Methods: Patients were retrospectively analyzed using 2 sets of HDA criteria based on relapse history, prior treatment, and MRI characteristics: 1 high relapse activity (HRA), defined as ≥2 relapses during the year before study entry whether on DMD treatment or not; 2 HRA plus treatment non-response (HRA+DAT) with DAT defined as ≥1 relapse AND ≥1 T1 Gd+ or ≥9 T2 lesions during the year before study entry while on therapy with other DMDs.

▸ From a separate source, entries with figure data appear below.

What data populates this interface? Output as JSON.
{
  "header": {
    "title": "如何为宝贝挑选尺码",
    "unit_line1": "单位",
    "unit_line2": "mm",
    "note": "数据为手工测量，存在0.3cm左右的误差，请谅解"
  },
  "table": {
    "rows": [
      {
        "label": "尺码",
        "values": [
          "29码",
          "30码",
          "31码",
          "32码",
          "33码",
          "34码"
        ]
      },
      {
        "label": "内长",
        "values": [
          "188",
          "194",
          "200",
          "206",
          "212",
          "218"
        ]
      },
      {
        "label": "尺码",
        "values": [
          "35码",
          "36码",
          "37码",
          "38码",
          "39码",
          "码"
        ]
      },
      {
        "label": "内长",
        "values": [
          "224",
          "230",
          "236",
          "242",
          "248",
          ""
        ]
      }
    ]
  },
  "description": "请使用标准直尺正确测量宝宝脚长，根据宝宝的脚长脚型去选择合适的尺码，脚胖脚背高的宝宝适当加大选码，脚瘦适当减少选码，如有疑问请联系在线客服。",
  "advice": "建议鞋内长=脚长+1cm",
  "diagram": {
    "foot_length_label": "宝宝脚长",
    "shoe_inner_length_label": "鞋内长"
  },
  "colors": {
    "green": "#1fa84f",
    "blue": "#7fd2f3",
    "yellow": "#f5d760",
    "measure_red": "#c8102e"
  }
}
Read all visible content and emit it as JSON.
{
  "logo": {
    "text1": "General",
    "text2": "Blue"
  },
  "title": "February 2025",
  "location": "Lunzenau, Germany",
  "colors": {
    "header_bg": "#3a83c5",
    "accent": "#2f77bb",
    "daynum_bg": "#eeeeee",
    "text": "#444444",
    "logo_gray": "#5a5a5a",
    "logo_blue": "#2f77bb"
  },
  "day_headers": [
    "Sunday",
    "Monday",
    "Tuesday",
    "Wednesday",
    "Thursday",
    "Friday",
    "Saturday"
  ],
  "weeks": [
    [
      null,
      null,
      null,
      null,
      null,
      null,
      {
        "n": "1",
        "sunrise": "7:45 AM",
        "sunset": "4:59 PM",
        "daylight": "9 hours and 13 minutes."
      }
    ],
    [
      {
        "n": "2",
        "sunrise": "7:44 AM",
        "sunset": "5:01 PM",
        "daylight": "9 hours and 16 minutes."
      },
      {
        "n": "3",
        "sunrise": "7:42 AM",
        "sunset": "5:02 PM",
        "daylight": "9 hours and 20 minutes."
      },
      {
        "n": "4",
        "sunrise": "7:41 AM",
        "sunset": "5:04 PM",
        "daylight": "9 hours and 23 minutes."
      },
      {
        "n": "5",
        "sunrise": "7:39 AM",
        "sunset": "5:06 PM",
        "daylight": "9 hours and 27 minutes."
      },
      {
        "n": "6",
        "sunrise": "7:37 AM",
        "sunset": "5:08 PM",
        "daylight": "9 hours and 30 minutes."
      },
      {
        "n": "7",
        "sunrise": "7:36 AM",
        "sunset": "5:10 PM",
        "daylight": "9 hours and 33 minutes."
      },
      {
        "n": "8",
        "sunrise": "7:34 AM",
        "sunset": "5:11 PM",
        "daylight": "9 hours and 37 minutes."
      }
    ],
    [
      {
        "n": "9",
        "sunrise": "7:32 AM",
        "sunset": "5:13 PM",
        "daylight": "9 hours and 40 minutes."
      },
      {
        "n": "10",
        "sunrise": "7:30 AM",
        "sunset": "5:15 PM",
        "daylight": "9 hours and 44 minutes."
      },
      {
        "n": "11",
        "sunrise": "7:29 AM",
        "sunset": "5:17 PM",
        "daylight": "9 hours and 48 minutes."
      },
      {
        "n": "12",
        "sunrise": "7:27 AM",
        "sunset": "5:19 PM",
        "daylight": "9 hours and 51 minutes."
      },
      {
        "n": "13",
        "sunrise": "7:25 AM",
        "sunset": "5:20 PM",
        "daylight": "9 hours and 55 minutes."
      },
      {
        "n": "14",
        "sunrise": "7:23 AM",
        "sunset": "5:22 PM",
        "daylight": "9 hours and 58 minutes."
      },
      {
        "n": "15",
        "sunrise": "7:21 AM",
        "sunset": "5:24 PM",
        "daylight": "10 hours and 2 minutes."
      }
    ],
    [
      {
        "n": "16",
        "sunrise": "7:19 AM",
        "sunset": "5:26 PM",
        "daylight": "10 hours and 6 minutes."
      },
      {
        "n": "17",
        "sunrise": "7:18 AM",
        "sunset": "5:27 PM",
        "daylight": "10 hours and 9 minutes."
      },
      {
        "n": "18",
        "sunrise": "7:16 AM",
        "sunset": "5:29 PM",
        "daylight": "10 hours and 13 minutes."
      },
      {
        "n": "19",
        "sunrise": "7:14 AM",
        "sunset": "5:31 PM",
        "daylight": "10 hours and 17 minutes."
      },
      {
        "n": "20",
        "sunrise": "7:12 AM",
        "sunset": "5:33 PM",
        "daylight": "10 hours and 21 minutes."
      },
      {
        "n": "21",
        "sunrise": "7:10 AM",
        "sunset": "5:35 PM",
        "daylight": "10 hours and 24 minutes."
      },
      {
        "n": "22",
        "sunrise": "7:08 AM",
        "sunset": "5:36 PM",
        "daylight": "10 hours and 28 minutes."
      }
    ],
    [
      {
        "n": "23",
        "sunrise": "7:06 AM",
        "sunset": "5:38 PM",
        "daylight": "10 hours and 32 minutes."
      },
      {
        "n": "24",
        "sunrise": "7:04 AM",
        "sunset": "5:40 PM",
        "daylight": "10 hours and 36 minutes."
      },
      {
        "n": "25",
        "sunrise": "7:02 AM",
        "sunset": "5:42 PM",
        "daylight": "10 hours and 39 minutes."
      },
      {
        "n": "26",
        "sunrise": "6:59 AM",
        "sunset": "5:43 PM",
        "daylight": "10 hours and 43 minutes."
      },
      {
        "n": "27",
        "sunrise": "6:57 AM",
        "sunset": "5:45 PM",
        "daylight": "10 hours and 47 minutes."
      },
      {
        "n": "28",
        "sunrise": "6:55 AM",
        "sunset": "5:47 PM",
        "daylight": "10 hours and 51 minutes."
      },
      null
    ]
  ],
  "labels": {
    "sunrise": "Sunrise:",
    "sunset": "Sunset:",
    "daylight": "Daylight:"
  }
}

Data for patients treated with CT 3.5 or PBO who fulfilled these criteria and achieved NEDA status (defined as no qualifying relapses, no 3-month confirmed EDSS progression, no T1 Gd+ lesions and no active T2 lesions) were compared over the 2-year study using odds ratios (OR) and 95% confidence intervals (95%CI).

 

Results: In each HDA subgroup, the proportion of patients who fulfilled individual NEDA criteria was higher with CT3.5. For example, in the HRA subgroup, 76% of CT3.5-treated patients (n=130) were relapse-free and 84% were T1 Gd+ lesion-free vs. 49% and 31%, respectively, for PBO (n=131). In the HRA+DAT subgroup, 77% were relapse-free and 85% were T1 Gd+ lesion-free with CT 3.5 (n=140) vs. 50% and 32%, respectively for PBO (n=149). Composite NEDA score: 43.2% of the HRA subgroup and 43.7% of the HRA+DAT subgroup in CT3.5-treated patients were disease activity free compared with 8.7%, (OR 8.02, 95%CI: 3.93;16.35, p< 0.0001) and 9.0% (OR 7.82, 95%CI:4.03;15.19, p< 0.0001) respectively, of PBO recipients. These values were significantly more favorable than the non-HDA counterpart subgroup in HRA+DAT patients. In the overall CLARITY population, the composite NEDA score also favored CT3.5 (n=433) over PBO (n=437; OR 4.46, 95%CI:3.18;6.26, p< 0.0001).

 

Conclusions: In a large study of patients with active RMS, treatment with CT3.5 significantly increased the proportion of HDA patients with no evidence of disease activity compared with PBO.